My web application contains a list of elements, which can be sorted by drag'n'drop. How should this feature be visually represented to users?
I've used a little "grippable" texture on stuff to show that it's draggable. Here's Gmail's texture:
I saw a presentation by Sean Kane from Netflix a few years ago, in which he described how the DVD queue works. You should study it if you can (if you have an account or know someone who does).
A couple of points to note:
He said the default move cursor didn't test very well, so they switched to a grab cursor, as suggested by GoodEnough.
The drag-and-drop is a progressive enhancement. You can still sort by filling in text boxes in the list order column. Many users never notice the drag-and-drop feature is available.
There's no drag handle. You can start the drag with mousedown anywhere in the row (except where another object, such as a link, is in the foreground).
There is a standard icon of three horizontal lines one on top of the other that implies items can be dragged and dropped.
It implies "friction" or "handle" and is a bit similar to the diagonal lines in the bottom right corner of windows or text boxes that allows resizing them.
The move cursor is commonly used with dragable items in web apps.
I suggest you use the little gripping hand (open when hovering, closed while dragging). Have some sort of gripping icon (a handle) that looks like something that can be grabbed (in Gmail it's a pair of dot columns (4 dots per column).
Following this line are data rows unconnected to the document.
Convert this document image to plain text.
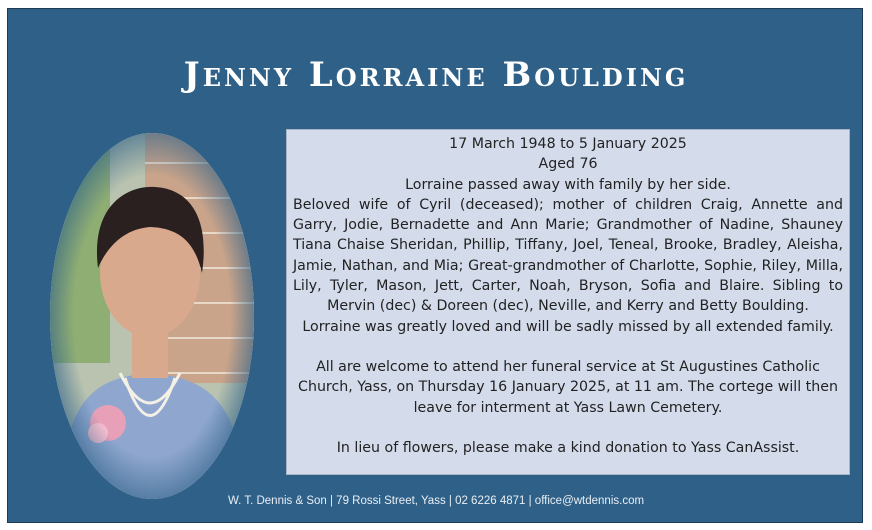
Jenny Lorraine Boulding
17 March 1948 to 5 January 2025
Aged 76
Lorraine passed away with family by her side.
Beloved wife of Cyril (deceased); mother of children Craig, Annette and Garry, Jodie, Bernadette and Ann Marie; Grandmother of Nadine, Shauney Tiana Chaise Sheridan, Phillip, Tiffany, Joel, Teneal, Brooke, Bradley, Aleisha, Jamie, Nathan, and Mia; Great-grandmother of Charlotte, Sophie, Riley, Milla, Lily, Tyler, Mason, Jett, Carter, Noah, Bryson, Sofia and Blaire. Sibling to Mervin (dec) & Doreen (dec), Neville, and Kerry and Betty Boulding.
Lorraine was greatly loved and will be sadly missed by all extended family.
All are welcome to attend her funeral service at St Augustines Catholic Church, Yass, on Thursday 16 January 2025, at 11 am. The cortege will then leave for interment at Yass Lawn Cemetery.
In lieu of flowers, please make a kind donation to Yass CanAssist.
W. T. Dennis & Son | 79 Rossi Street, Yass | 02 6226 4871 | office@wtdennis.com
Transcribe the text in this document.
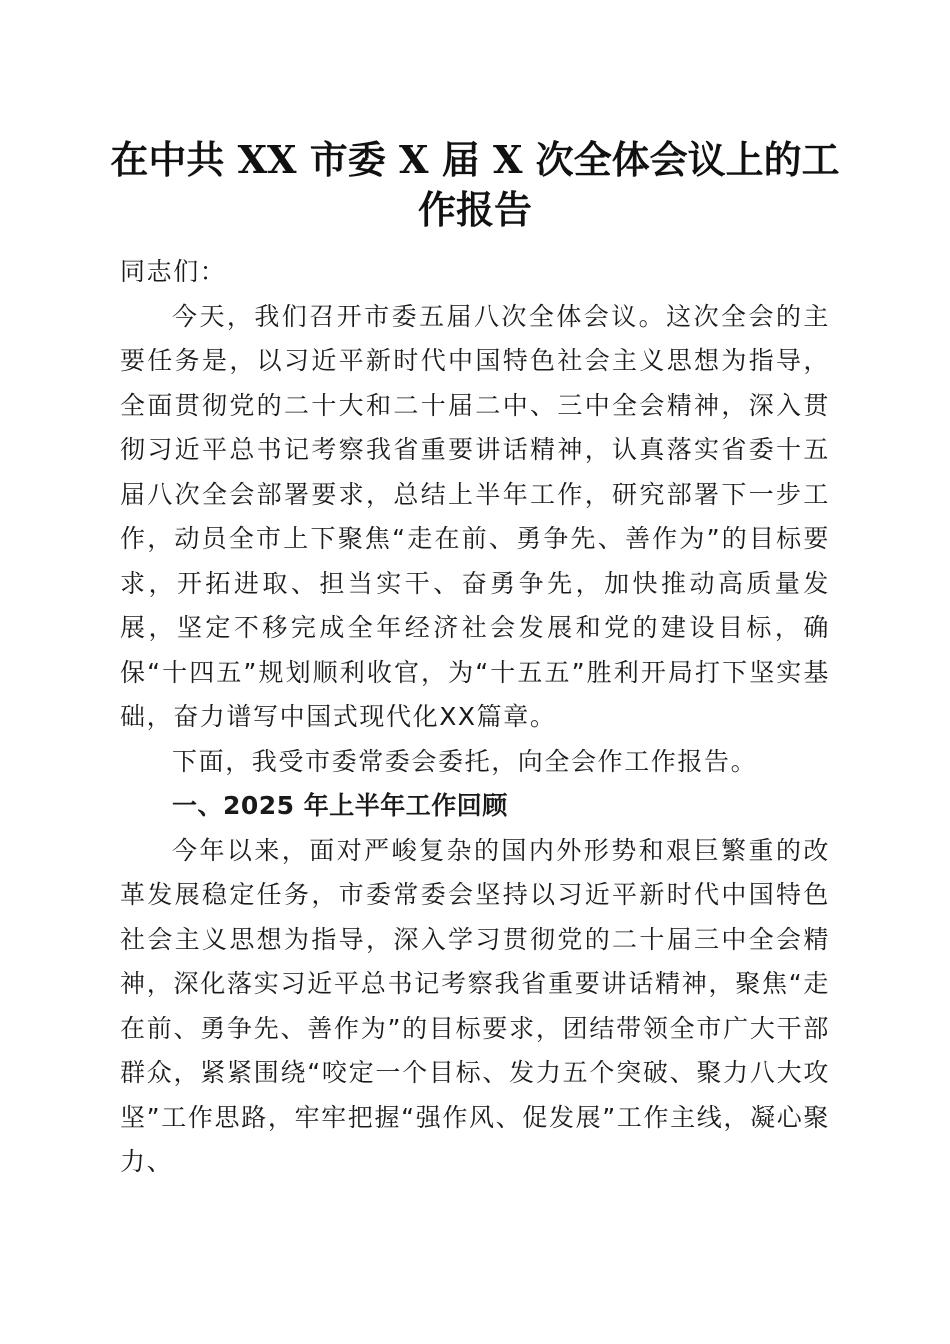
在中共 XX 市委 X 届 X 次全体会议上的工作报告

同志们：

今天，我们召开市委五届八次全体会议。这次全会的主要任务是，以习近平新时代中国特色社会主义思想为指导，全面贯彻党的二十大和二十届二中、三中全会精神，深入贯彻习近平总书记考察我省重要讲话精神，认真落实省委十五届八次全会部署要求，总结上半年工作，研究部署下一步工作，动员全市上下聚焦“走在前、勇争先、善作为”的目标要求，开拓进取、担当实干、奋勇争先，加快推动高质量发展，坚定不移完成全年经济社会发展和党的建设目标，确保“十四五”规划顺利收官，为“十五五”胜利开局打下坚实基础，奋力谱写中国式现代化XX篇章。

下面，我受市委常委会委托，向全会作工作报告。

一、2025 年上半年工作回顾

今年以来，面对严峻复杂的国内外形势和艰巨繁重的改革发展稳定任务，市委常委会坚持以习近平新时代中国特色社会主义思想为指导，深入学习贯彻党的二十届三中全会精神，深化落实习近平总书记考察我省重要讲话精神，聚焦“走在前、勇争先、善作为”的目标要求，团结带领全市广大干部群众，紧紧围绕“咬定一个目标、发力五个突破、聚力八大攻坚”工作思路，牢牢把握“强作风、促发展”工作主线，凝心聚力、
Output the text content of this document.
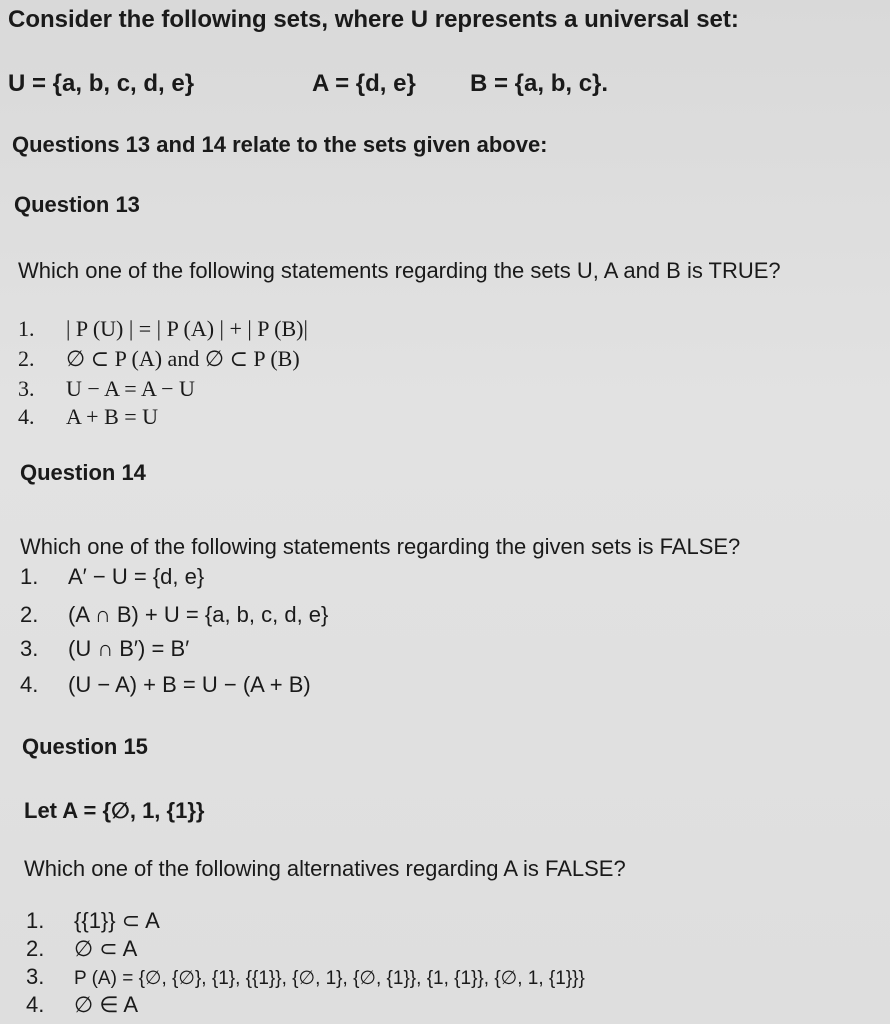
Consider the following sets, where U represents a universal set:
U = {a, b, c, d, e}	A = {d, e} B = {a, b, c}.
Questions 13 and 14 relate to the sets given above:
Question 13
Which one of the following statements regarding the sets U, A and B is TRUE?
1. | P (U) | = | P (A) | + | P (B)|
2. ∅ ⊂ P (A) and ∅ ⊂ P (B)
3. U − A = A − U
4. A + B = U
Question 14
Which one of the following statements regarding the given sets is FALSE?
1. A′ − U = {d, e}
2. (A ∩ B) + U = {a, b, c, d, e}
3. (U ∩ B′) = B′
4. (U − A) + B = U − (A + B)
Question 15
Let A = {∅, 1, {1}}
Which one of the following alternatives regarding A is FALSE?
1. {{1}} ⊂ A
2. ∅ ⊂ A
3. P (A) = {∅, {∅}, {1}, {{1}}, {∅, 1}, {∅, {1}}, {1, {1}}, {∅, 1, {1}}}
4. ∅ ∈ A
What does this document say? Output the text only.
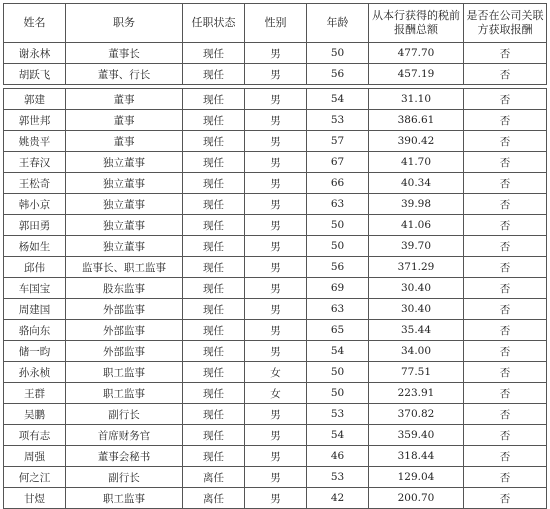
姓名	职务	任职状态	性别	年龄	从本行获得的税前报酬总额	是否在公司关联方获取报酬
谢永林	董事长	现任	男	50	477.70	否
胡跃飞	董事、行长	现任	男	56	457.19	否

郭建	董事	现任	男	54	31.10	否
郭世邦	董事	现任	男	53	386.61	否
姚贵平	董事	现任	男	57	390.42	否
王春汉	独立董事	现任	男	67	41.70	否
王松奇	独立董事	现任	男	66	40.34	否
韩小京	独立董事	现任	男	63	39.98	否
郭田勇	独立董事	现任	男	50	41.06	否
杨如生	独立董事	现任	男	50	39.70	否
邱伟	监事长、职工监事	现任	男	56	371.29	否
车国宝	股东监事	现任	男	69	30.40	否
周建国	外部监事	现任	男	63	30.40	否
骆向东	外部监事	现任	男	65	35.44	否
储一昀	外部监事	现任	男	54	34.00	否
孙永桢	职工监事	现任	女	50	77.51	否
王群	职工监事	现任	女	50	223.91	否
吴鹏	副行长	现任	男	53	370.82	否
项有志	首席财务官	现任	男	54	359.40	否
周强	董事会秘书	现任	男	46	318.44	否
何之江	副行长	离任	男	53	129.04	否
甘煜	职工监事	离任	男	42	200.70	否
I would also suggest that you add a little animation showing the behavior to new users (or existing users if it's a new feature), just don't constantly show the animation every time a user is in your app.
Dragging is a drag. After having recently finished revamping a couple of drag-and-drop UIs, I’ve actually come to the conclusion that next time I’ll change them to a sort of “click and drop”. Have a widget on each item that you click to select it for moving. Then you click where you want it to go. This seems to be going well in testing so far.
When moving the cursor over draggable objects, it should be changed into a open hand. When an object is grabbed, it should be changed into a grabbing hand. While grabbing an object, the allowed drop zones could be emphasized from the other background (i.e. through shading, or coloring).
I'm coming to this problem myself with a desktop application. The best solution I can come up with at the moment is to have an arrow on hover, which simply points to where the object can be dragged to, with some text saying drag and drop, or similar.
Universal Whirlpool Symbol may be?.
The desktop application I work with allows files outside applications can be dragged into. Certain applications which allow drag-n-drop usually have a drop area or content pane; like a playlist in a music player. Drag-n-drop usability is a progressive disclosure but some users will never get to it intuitively. In such cases, The best I could think of advertising the drop-area is by having a whirlpool symbol background.